Ambassador John said that St. Vincent and the Grenadines also wanted to highlight its carnival culture, Vincy Mas, which he opined was second only to Trinidad and Tobago’s Carnival. On display were replicas of some the exquisitely designed costumes that create the spectacular scene at the ‘Vincy Carnival’.

St. Vincent and the Grenadines reigning Soca Monarch, Princess Monique rocked the stage during its Country Night’s performance on Monday with many of her popular hits, most notably “Whose Laughing Now’. The song enunciates the haste to engage in agricultural activities such as cattle rearing and farming that were scorned before the world food crisis phenomenon. Shernelle ‘Scorpion’ Williams was another ‘hit’ from St. Vincent and the Grenadines at the Country Night performance.

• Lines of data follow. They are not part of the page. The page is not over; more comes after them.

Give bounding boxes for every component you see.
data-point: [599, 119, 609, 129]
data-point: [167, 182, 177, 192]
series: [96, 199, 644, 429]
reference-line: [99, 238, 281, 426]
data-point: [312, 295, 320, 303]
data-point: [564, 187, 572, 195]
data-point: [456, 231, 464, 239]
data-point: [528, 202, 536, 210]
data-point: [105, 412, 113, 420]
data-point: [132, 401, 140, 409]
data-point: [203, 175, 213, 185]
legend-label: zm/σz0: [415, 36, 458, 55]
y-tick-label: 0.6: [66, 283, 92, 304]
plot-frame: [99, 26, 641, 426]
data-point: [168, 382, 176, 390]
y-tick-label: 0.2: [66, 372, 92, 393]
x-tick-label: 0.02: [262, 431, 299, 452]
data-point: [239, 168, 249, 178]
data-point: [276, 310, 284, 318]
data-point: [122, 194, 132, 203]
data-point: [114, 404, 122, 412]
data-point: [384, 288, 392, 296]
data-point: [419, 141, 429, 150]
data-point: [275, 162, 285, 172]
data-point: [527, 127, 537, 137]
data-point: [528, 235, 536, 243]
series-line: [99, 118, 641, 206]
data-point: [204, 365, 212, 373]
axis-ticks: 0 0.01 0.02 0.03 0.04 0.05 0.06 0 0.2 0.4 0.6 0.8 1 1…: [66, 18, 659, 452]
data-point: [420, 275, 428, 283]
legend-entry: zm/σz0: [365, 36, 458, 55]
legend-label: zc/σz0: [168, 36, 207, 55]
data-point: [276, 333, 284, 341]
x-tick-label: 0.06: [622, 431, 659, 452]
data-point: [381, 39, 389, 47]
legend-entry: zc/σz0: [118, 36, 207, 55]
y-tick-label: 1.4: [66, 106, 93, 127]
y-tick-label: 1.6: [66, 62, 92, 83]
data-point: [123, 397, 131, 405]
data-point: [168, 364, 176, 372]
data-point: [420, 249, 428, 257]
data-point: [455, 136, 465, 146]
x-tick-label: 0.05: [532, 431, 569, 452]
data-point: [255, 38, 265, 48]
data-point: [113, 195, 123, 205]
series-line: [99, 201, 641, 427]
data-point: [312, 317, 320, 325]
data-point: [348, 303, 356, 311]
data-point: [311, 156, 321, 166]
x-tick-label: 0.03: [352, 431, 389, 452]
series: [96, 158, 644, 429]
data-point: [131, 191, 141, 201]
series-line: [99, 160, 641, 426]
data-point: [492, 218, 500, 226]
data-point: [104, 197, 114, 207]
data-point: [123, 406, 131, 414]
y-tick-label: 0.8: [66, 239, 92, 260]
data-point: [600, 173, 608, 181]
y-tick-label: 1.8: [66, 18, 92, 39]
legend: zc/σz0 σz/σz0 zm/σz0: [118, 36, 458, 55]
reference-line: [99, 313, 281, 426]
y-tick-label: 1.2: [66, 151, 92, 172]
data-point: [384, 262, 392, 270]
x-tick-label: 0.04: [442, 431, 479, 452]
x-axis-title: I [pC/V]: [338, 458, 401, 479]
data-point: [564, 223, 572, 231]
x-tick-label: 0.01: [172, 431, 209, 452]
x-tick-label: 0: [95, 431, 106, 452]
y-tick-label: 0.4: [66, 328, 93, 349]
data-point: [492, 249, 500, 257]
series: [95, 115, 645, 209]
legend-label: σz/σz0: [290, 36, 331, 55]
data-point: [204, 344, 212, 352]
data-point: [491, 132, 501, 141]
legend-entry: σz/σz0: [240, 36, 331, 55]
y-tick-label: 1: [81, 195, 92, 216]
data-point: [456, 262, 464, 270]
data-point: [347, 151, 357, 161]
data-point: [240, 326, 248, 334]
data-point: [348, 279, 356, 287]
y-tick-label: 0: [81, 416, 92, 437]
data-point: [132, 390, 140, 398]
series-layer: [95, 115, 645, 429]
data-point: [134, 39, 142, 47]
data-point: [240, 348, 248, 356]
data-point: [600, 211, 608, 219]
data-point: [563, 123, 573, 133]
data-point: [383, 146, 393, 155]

Perhaps the most stirring of the Country Night performances came from Montserrat’s Emerald Community Singers who thrilled the audience with a repertoire of Montserrat and Caribbean folk songs. The Group articulated the islands experience with the Soufrière Hills Volcano in two songs; one entitled ‘Shovelling’ that related the travails of shovelling volcano ash off roof tops to prevent collapse, and another ‘One more river to cross’, which enunciates the resident’s unsettling experience of moving further and further inland to escape the effects of the volcano.

Country night performances continue at the Grand Market until August 30, 2008 with at least three cultural presentations each night.